Edifice.Attention.Performer (Edifice v0.2.0)

Performer: Fast Attention Via Positive Orthogonal Random Features (FAVOR+).

Performer approximates softmax attention using random feature maps, achieving O(N) time and space complexity. The FAVOR+ mechanism uses orthogonal random features to approximate the exponential kernel.

Key Innovation: FAVOR+ Random Feature Attention

Standard attention: softmax(QK^T/sqrt(d)) * V -- O(N^2)

FAVOR+ approximates exp(QK^T) using random features:

exp(q^T k) ~ phi(q)^T phi(k)

Where phi(x) = exp(-||x||^2 / 2) / sqrt(m) * [exp(w_1^T x), ..., exp(w_m^T x)]
w_1, ..., w_m ~ iid N(0, I) (orthogonalized)

This allows rewriting attention as:

Attn(Q,K,V) = D^{-1} * phi(Q) * (phi(K)^T * V)
D = diag(phi(Q) * phi(K)^T * 1)

Computing phi(K)^T V is O(Ndm) instead of O(N^2d).

Architecture

Input [batch, seq_len, embed_dim]
      |
      v
+-------------------------------------+
|  Performer Block                     |
|                                      |
|  LayerNorm                           |
|    -> Q, K, V projections            |
|    -> Random feature map phi(Q,K)    |
|       (orthogonal random features)   |
|    -> KV = phi(K)^T * V   [d, d]    |
|    -> out = phi(Q) * KV    [N, d]   |
|    -> normalize by D                 |
|  -> Residual                         |
|                                      |
|  LayerNorm -> FFN -> Residual        |
+-------------------------------------+
      | (repeat for num_layers)
      v
Last timestep -> [batch, hidden_size]

Complexity

Component	Standard	Performer
Time	O(N^2 * d)	O(N d m)
Space	O(N^2 + N*d)	O(N * (d+m))
Random features	-	m (default 64)

Where m = num_features controls approximation quality vs speed tradeoff.

Usage

model = Performer.build(
  embed_dim: 287,
  hidden_size: 256,
  num_features: 64,
  num_layers: 4,
  dropout: 0.1
)

References

Paper: "Rethinking Attention with Performers" (Choromanski et al., ICLR 2021)
FAVOR+: Fast Attention Via positive Orthogonal Random features

Summary

Types

build_opt()

Options for build/1.

Functions

build(opts \\ [])

Build a Performer model for sequence processing.

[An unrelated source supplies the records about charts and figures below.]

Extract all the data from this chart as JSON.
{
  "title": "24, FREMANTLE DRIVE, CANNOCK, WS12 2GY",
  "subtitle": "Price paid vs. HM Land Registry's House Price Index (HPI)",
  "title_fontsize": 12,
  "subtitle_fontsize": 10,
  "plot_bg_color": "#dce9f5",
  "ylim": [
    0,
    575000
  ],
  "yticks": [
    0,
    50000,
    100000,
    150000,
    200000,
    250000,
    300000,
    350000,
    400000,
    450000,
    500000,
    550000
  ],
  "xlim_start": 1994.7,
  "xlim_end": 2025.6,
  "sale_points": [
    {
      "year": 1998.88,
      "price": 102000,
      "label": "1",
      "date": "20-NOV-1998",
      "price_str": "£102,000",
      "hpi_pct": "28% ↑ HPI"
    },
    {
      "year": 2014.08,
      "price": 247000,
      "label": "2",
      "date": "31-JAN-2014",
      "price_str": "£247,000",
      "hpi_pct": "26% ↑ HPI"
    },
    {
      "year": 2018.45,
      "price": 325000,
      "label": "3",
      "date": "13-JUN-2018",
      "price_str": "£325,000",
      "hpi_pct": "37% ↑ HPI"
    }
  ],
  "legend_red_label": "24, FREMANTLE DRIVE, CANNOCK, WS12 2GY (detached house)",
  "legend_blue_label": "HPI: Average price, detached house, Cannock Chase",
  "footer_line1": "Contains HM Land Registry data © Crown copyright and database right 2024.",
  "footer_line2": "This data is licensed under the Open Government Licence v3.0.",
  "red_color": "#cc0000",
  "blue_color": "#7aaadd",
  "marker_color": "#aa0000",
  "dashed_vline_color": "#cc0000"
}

generate_orthogonal_features(head_dim, num_features, opts \\ [])

Generate orthogonal random features for FAVOR+ via QR decomposition.

output_size(opts \\ [])

Get the output size of a Performer model.

param_count(opts)

Calculate approximate parameter count for a Performer model.

recommended_defaults()

Recommended default configuration for sequence processing.